Java: Unicode
Unicode is a system of encoding characters. All characters and Strings in Java use the Unicode encoding, which allows truly international programming.
About Unicode
- The Unicode effort is not coordinated with Java. At the time that Java was started, all 50,000 defined Unicode characters could be reprensented with 16 bits (2 bytes). Consequently, Java used the 2-byte (sometimes called UTF-16) representation for characters.
- ASCII. Most programming languages before Java (C/C++, Pascal, Basic, ...) use an 8-bit encoding of ASCII (American Standard Coding for Information Interchange). ASCII only defines the first 128 characters, and the other 128 values are often used for various extensions.
- All of the world's major human languages can be represented in Unicode (including Chinese, Japanese, and Korean).
- The first 64 characters of Unicode have the same values as the equivalent ASCII characters. The first 128 characters are the same as ISO-8895-1 Latin-1.

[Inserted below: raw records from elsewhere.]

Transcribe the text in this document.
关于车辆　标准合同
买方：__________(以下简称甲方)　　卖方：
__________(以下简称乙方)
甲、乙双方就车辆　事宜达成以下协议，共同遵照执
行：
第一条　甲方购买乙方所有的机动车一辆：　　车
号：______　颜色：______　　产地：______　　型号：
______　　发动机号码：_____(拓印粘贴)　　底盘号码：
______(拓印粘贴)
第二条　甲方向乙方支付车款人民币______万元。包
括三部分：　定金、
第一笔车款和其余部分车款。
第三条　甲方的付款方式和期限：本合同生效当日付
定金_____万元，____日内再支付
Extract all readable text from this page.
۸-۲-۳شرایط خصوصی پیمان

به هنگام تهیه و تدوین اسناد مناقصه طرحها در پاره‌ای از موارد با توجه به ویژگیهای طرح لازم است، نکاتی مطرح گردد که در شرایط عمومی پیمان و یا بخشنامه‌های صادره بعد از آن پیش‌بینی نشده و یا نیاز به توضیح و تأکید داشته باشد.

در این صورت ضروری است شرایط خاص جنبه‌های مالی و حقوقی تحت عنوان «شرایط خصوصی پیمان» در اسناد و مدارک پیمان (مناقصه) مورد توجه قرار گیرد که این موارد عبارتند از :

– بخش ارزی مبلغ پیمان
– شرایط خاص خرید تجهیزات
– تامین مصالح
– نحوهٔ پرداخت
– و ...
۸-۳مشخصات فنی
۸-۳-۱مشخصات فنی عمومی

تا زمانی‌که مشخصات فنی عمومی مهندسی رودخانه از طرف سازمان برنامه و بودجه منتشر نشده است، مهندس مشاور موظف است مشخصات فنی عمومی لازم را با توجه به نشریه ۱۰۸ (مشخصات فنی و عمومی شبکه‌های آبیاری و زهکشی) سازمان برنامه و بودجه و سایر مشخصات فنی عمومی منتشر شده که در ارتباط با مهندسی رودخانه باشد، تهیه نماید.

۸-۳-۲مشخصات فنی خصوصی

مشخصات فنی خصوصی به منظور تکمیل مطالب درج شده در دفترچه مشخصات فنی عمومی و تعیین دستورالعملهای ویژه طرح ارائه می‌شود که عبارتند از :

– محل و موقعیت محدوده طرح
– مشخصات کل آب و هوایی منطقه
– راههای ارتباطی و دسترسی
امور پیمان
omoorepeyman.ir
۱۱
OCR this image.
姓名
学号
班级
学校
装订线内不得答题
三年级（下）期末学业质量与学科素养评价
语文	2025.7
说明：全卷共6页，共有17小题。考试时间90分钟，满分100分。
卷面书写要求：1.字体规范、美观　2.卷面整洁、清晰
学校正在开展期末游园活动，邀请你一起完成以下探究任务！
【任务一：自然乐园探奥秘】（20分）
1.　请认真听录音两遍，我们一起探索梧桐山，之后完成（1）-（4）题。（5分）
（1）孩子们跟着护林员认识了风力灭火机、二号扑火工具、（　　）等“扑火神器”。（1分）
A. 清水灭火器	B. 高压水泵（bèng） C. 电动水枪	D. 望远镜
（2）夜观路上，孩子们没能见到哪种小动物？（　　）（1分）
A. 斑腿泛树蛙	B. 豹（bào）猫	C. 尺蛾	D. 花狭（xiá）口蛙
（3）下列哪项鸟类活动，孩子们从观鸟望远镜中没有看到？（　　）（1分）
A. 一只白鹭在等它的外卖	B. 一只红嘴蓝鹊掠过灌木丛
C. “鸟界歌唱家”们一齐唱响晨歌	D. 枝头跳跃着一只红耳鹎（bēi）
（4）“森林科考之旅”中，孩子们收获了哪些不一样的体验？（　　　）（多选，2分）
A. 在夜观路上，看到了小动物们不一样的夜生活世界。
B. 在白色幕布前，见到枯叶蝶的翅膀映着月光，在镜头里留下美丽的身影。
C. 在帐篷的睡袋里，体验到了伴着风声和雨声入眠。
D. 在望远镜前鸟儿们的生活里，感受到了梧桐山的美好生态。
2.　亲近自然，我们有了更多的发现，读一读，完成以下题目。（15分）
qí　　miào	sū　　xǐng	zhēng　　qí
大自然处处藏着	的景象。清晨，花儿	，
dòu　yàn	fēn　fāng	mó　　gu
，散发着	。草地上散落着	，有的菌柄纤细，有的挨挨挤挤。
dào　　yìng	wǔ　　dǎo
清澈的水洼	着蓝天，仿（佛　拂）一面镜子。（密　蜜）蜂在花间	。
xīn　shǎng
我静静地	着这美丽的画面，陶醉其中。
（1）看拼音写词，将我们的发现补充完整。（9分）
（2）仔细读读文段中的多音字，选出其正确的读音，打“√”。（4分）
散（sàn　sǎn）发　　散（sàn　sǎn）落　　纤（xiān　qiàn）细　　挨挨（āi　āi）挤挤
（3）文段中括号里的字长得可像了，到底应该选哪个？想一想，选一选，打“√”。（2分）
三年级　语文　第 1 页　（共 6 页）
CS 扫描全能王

However, Unicode, now at version 4.0, has defined more characters than fit into two bytes. To accommodate this unfortunate occurrance, Java 5 has added facilities to work with surrogate pairs, which can represent characters with multiple character codes. As a practical matter, most Java programs are written with the assumption that all characters are two bytes. The characters that don't fit into two bytes are largely unused, so it doesn't seem to be a serious deficiency. We'll see how this works out in the future.
Unicode Fonts
Altho Java stores characters as Unicode, there are still some very practical operating system problems in entering or displaying many Unicode characters. Most fonts display only a very small subset of all Unicode characters, typically about 100 different characters.
References
- www.unicode.org.
- Counting Characters From Tom White's blog.